It’s rare that a pricing move by one company affects so many people at the same time so transparently. This week’s announcement by Netflix of new pricing plans falls into this category.
In a nutshell, Netflix goes from a plan at $9.99 that allowed streaming of content plus one DVD at a time to two plans, streaming or DVDs, each at $7.99. Netflix needs to push customers to the cheaper-to-deliver streaming plan, long-term. (It’s not equivalent products, though: the streaming options are largely a who’s-who of B-list stars in C-list movies).
If you still want both, your price just went from $10 to $16. That’s a big jump percentage-wise, but still a bargain compared to buying content, and massively convenient. Yet some customers are talking about cancelling.
Moving to legal pricing; I’ve just covered that extensively here. But I think lawyers can learn a thing or two from the Netflix pricing kerfuffle. Here are five thoughts that popped up between my rabbit ears:
1. It is really hard to raise prices. In the current environment, any price increase gives clients a reason to buy from someone else or stop buying altogether.
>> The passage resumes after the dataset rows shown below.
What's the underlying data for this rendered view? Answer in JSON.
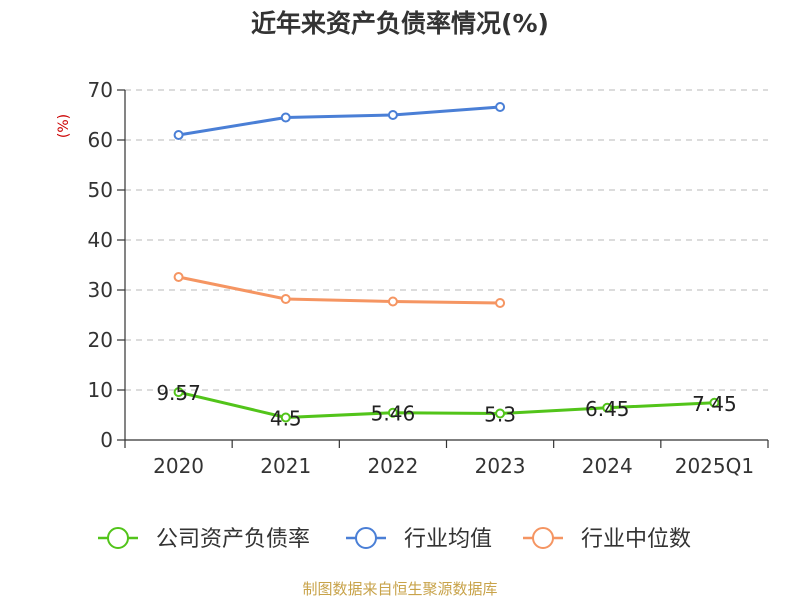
{
  "chart_data": {
    "type": "line",
    "title": "近年来资产负债率情况(%)",
    "ylabel": "(%)",
    "xlabel": "",
    "categories": [
      "2020",
      "2021",
      "2022",
      "2023",
      "2024",
      "2025Q1"
    ],
    "yticks": [
      "0",
      "10",
      "20",
      "30",
      "40",
      "50",
      "60",
      "70"
    ],
    "ylim": [
      0,
      70
    ],
    "grid": true,
    "legend_position": "bottom",
    "series": [
      {
        "name": "公司资产负债率",
        "color": "#52c41a",
        "values": [
          9.57,
          4.5,
          5.46,
          5.3,
          6.45,
          7.45
        ],
        "labels": [
          "9.57",
          "4.5",
          "5.46",
          "5.3",
          "6.45",
          "7.45"
        ]
      },
      {
        "name": "行业均值",
        "color": "#4a7fd6",
        "values": [
          61,
          64.5,
          65,
          66.6,
          null,
          null
        ]
      },
      {
        "name": "行业中位数",
        "color": "#f59562",
        "values": [
          32.6,
          28.2,
          27.7,
          27.4,
          null,
          null
        ]
      }
    ],
    "source": "制图数据来自恒生聚源数据库"
  }
}
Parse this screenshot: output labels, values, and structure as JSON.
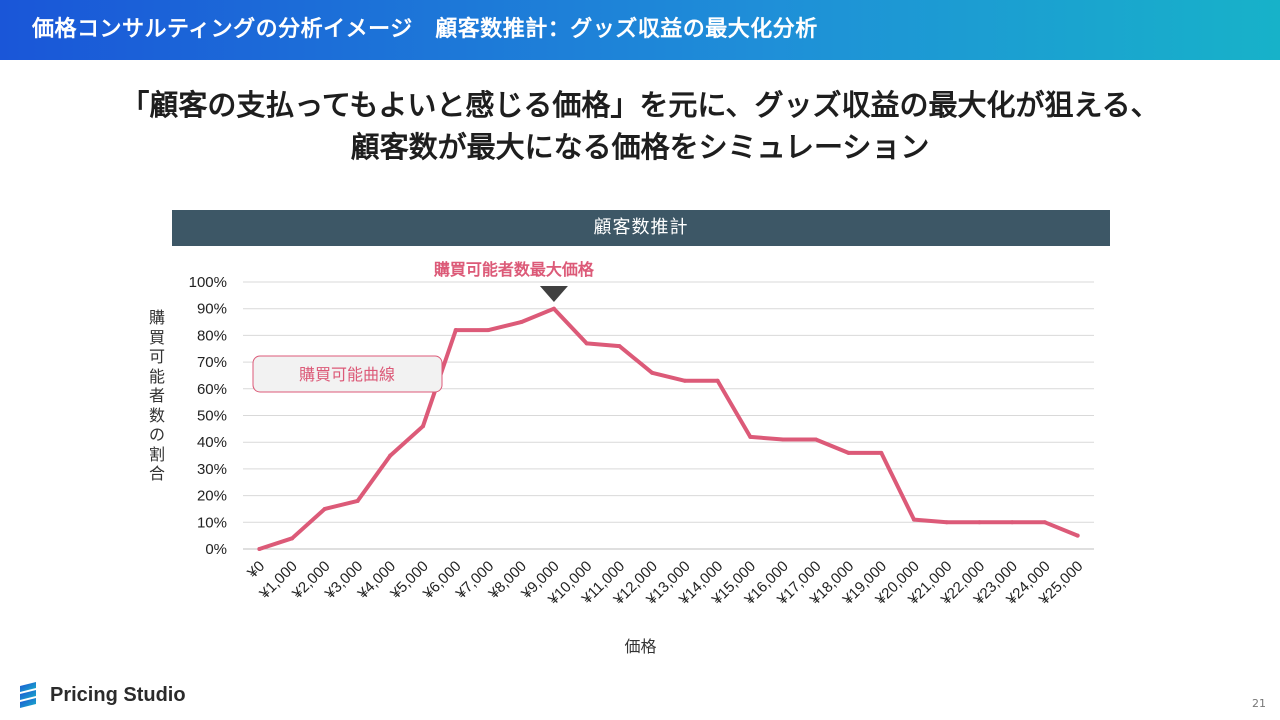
{
  "header": {
    "title": "価格コンサルティングの分析イメージ　顧客数推計：グッズ収益の最大化分析"
  },
  "headline": {
    "line1": "「顧客の支払ってもよいと感じる価格」を元に、グッズ収益の最大化が狙える、",
    "line2": "顧客数が最大になる価格をシミュレーション"
  },
  "chart_data": {
    "type": "line",
    "title": "顧客数推計",
    "xlabel": "価格",
    "ylabel": "購買可能者数の割合",
    "ylim": [
      0,
      100
    ],
    "yticks": [
      "0%",
      "10%",
      "20%",
      "30%",
      "40%",
      "50%",
      "60%",
      "70%",
      "80%",
      "90%",
      "100%"
    ],
    "categories": [
      "¥0",
      "¥1,000",
      "¥2,000",
      "¥3,000",
      "¥4,000",
      "¥5,000",
      "¥6,000",
      "¥7,000",
      "¥8,000",
      "¥9,000",
      "¥10,000",
      "¥11,000",
      "¥12,000",
      "¥13,000",
      "¥14,000",
      "¥15,000",
      "¥16,000",
      "¥17,000",
      "¥18,000",
      "¥19,000",
      "¥20,000",
      "¥21,000",
      "¥22,000",
      "¥23,000",
      "¥24,000",
      "¥25,000"
    ],
    "series": [
      {
        "name": "購買可能曲線",
        "color": "#dc5a78",
        "values": [
          0,
          4,
          15,
          18,
          35,
          46,
          82,
          82,
          85,
          90,
          77,
          76,
          66,
          63,
          63,
          42,
          41,
          41,
          36,
          36,
          11,
          10,
          10,
          10,
          10,
          5
        ]
      }
    ],
    "grid": true,
    "annotation": {
      "label": "購買可能者数最大価格",
      "category": "¥9,000",
      "color": "#dc5a78"
    },
    "legend": {
      "label": "購買可能曲線",
      "placement": "left"
    }
  },
  "footer": {
    "brand": "Pricing Studio",
    "page": "21"
  }
}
2. People watch monthly charges like a hawk. Netflix has the monthly subscription income that VCs want and investors need. Law firms want this too, but a price increase hits every month, and clients need budgetary certainty and a long-term lower unit cost trendline.
3. You have to carefully lay the groundwork for a price increase. Netflix just sent an email announcing the increase; there was no build-up as far as I could see. Any law firm that wants to increase prices has to show some added service or increased value. That your costs are going up or your partners want to make more are not valid reasons anymore.
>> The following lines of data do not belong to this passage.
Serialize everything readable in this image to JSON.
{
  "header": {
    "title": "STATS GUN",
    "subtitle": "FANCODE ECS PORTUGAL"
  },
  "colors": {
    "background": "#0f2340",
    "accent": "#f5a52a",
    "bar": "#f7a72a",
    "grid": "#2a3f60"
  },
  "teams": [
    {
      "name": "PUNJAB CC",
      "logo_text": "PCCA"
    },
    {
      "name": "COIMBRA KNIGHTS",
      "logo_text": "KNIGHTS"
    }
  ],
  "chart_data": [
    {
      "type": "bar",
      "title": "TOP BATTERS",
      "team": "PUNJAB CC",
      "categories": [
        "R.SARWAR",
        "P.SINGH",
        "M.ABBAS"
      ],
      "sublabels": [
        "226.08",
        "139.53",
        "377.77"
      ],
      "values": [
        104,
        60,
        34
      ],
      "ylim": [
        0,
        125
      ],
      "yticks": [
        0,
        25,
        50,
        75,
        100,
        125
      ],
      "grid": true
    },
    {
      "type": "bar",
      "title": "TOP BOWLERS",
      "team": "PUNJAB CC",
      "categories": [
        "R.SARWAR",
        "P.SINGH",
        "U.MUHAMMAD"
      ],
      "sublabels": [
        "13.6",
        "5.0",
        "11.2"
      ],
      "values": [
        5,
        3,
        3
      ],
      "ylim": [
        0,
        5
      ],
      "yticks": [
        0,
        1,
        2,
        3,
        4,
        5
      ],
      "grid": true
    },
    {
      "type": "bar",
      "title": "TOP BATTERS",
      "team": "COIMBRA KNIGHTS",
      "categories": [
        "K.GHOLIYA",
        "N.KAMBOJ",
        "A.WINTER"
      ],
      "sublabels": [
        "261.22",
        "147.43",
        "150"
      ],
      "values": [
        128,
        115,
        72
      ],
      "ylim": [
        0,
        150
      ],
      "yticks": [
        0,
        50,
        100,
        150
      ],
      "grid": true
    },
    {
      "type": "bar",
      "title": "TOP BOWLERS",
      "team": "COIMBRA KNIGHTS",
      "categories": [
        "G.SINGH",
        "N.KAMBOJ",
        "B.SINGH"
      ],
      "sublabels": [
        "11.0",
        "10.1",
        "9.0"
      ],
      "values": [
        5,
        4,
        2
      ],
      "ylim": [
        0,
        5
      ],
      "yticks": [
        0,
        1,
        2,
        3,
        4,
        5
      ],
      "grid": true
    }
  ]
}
4. Some people are thrifty; others are cheap. I imagine the Netflix pricing strategists sat around a table saying …“$16 bucks for both services is less than many people spend at Starbucks in one week.” Yes, but it’s still a 60% increase. It certainly shows why consumer legal services are a brutal market outside of the contingency fee sphere.
5. All customers have options; law firm clients, especially. Part of the Netflix approach demonstrates a certain hubris of thinking they are the only game in the digital TV town. Not true. That’s what some law firms have thought historically. No longer.
Netflix will likely continue to do well. They are really hearing about it from customers, though. But when a low-cost, innovative leader hears about it from a small price increase in real dollars, all businesses should learn from their strategy and tactics.
In the corporate legal space, I don’t hear any clients talking about wanting price increases. Law firms that try can expect a lot of static.

Hey Moe, Hey Larry, should the Howard Law Firm raise prices?